There are also losses in close circles. Al-Halabi tells about someone he knows who worked in the IT industry Adel-, who was known as a calm and nice guy. The man’s house was hit, and his entire family, as well as his siblings’ families and grandparents, died.
According to al-Halab, the family is doing reasonably well compared to many others. The atmosphere is fearful and worried. “I can’t show weakness or despair in front of children,” she says.
Al-Halabi works as a teacher at the teacher training institute of Azhar University in Gaza. The university has a three-year Olive teacher training project with the universities of Helsinki and Eastern Finland. Finland donated laboratory equipment to the university during the summer. The university was hit in the bombing and al-Halab’s office was destroyed. At least some of the equipment donated by Finland has been destroyed.

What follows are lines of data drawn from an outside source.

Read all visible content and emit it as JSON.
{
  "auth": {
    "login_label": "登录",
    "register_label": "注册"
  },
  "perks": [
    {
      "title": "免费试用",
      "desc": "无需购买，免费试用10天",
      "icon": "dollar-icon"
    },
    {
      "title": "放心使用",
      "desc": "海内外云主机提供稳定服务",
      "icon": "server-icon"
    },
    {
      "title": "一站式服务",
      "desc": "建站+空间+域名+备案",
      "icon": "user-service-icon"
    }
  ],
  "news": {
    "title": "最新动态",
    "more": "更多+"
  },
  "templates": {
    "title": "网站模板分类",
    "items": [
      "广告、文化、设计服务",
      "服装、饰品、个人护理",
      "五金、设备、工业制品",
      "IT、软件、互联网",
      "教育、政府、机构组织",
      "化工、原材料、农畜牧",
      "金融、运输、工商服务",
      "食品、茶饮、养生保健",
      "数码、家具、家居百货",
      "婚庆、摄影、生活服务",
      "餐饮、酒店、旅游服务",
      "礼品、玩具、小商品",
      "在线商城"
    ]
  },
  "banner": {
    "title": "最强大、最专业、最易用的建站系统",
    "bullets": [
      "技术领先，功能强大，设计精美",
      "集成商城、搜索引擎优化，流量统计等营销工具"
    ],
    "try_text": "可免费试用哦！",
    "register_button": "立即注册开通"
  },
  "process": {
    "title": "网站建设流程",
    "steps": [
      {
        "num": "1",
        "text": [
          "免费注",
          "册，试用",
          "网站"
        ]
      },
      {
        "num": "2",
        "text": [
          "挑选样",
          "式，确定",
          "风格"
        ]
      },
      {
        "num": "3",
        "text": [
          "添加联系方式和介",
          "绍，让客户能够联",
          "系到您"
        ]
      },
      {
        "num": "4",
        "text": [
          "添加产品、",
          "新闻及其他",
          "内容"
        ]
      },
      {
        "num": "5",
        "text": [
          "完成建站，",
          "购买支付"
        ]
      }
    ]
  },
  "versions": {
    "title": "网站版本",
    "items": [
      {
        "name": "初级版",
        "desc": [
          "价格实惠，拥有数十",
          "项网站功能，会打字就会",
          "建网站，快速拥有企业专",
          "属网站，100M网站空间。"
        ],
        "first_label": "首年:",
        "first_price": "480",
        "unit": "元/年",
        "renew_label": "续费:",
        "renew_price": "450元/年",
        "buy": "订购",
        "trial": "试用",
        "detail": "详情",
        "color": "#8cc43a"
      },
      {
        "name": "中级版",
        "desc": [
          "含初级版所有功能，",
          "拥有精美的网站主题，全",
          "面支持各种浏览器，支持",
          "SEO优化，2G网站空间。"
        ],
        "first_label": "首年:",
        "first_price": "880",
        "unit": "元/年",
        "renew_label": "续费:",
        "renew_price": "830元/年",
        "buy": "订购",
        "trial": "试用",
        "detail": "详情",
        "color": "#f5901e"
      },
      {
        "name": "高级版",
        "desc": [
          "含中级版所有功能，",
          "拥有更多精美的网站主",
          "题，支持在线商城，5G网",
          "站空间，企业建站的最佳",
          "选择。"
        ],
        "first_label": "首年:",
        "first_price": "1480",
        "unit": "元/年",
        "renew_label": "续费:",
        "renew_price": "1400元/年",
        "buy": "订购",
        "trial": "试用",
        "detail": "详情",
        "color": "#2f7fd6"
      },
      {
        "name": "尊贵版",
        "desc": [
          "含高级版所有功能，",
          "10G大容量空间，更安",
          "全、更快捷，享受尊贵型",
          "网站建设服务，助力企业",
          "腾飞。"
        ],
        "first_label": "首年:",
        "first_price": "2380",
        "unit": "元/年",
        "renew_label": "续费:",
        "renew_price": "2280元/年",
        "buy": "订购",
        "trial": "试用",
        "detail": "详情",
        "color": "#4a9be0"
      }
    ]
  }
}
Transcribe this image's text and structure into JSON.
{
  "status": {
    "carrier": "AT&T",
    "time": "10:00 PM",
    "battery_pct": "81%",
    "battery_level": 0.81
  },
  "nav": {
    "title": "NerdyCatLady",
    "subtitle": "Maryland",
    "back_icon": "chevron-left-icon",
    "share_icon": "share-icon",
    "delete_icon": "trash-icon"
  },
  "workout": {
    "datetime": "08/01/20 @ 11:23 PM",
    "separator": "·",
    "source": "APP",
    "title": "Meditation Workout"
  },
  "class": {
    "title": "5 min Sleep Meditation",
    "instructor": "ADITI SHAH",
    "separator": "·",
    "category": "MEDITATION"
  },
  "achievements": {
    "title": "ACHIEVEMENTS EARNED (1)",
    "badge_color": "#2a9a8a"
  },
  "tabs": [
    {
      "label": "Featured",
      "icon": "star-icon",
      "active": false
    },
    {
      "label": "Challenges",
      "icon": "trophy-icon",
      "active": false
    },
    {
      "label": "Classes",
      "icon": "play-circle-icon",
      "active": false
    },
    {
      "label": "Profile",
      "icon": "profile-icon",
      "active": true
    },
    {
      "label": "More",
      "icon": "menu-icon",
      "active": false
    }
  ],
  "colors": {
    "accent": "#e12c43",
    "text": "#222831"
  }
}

Al-Halabi has been to Finland twice, in March 2022 and August 2023, the latter trip lasting two and a half weeks.
“I got to know many educational institutions in Joensuu, Helsinki and other cities,” he says.
Al-Halabi says he has nothing to do with Hamas and wants to stay completely away from politics.
in Gaza some things work. At least 15 ATMs were in operation on Sunday afternoon, so money could be withdrawn. Foreign embassies have not been able to deliver aid money to their citizens. There are seven Finns in Gaza. The Finnish authorities were last in contact with some of them today, Sunday.